Posts Tagged ‘music’

Video: 14-Month Update

Wednesday, February 22nd, 2012 6:29 pm | By Stephanie Woo

Hello Moms, Dads and Montessorians!

Sorry I ‘ve been remiss in updating my blog. Why? Well, I’ve been spending my free time writing a book! Or a booklet, rather. Moms don’t have time to read, as I can attest, so the shorter the book, the better. With that in mind, I’m writing a short, but hopefully thorough, book on raising your child the first year the Montessori Way. I’ve written most of it, but it still needs editing. Watch out – it’ll be coming soon!

Meanwhile, I have so many photos, videos and stories about B and M from the last two months, I don’t even know where to begin!

The girls are now 14 months old – walking, talking and so much more grown up than the last time you heard about them.

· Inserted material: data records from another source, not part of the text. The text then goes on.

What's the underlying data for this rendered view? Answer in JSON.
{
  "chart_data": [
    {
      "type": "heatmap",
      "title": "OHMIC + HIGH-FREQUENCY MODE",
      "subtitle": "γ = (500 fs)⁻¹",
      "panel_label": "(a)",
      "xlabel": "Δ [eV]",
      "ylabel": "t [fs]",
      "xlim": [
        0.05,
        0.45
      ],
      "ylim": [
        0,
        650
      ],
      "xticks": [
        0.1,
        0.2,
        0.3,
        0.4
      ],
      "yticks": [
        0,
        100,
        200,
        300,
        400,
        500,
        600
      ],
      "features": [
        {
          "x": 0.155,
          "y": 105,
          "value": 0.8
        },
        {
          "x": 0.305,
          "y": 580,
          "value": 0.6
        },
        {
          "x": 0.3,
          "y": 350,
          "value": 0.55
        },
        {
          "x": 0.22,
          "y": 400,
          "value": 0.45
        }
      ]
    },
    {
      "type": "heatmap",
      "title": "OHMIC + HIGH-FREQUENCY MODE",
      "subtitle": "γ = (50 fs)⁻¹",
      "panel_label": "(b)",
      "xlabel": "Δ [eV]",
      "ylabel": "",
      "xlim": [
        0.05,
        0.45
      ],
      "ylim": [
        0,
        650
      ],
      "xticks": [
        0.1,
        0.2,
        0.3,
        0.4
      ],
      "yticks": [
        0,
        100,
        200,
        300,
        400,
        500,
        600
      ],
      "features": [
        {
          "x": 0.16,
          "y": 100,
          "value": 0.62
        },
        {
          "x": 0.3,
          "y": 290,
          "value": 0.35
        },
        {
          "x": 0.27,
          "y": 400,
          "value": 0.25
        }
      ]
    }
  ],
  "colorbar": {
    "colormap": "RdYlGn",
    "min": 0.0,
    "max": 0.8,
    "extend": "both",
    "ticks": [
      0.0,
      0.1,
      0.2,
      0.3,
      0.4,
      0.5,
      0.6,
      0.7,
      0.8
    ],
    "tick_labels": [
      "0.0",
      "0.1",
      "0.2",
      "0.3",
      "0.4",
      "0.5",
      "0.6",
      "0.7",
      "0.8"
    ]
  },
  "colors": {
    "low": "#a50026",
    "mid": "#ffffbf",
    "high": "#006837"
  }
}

Brooke has become a pro at using the spoon. She can eat entire bowls of oatmeal, yogurt or rice by herself. All those months of letting her feed herself (and the endless cleaning up that went along with it) is finally starting to pay off! A couple days ago, I decided to up the ante and give her some cereal and milk to eat on her own. It takes a lot of concentration and hand-eye coordination for a child to do this – but both of them love fishing out those one or two O’s with their spoon. They would eat cereal with milk all day long if Mama would let them!

In other news, Mackenzie is absolutely in love with the harmonica. I bought this when they turned one and Mackenzie immediately started blowing on it, but very lightly at first. In the last two months, she’s taken it to new levels. Here’s a little excerpt from my little traveling harmonica player. And I recommend it as a great instrument for little ones to make music!

No more background music

Wednesday, August 24th, 2011 9:30 am | By Stephanie Woo

Children under 6 are avidly absorbing language. However, they cannot screen out background music from what is happening in the foreground. If there is music in the background, they have a much harder time understanding and absorbing the spoken language around them. So when you direct any language at the child, even “Let’s have lunch” or “Let’s take a bath,” make sure the music is OFF. Ask your child’s teacher to do the same. When you play music for your child, enjoy the music. When you talk to them, enjoy the conversation. Don’t do both at the same time.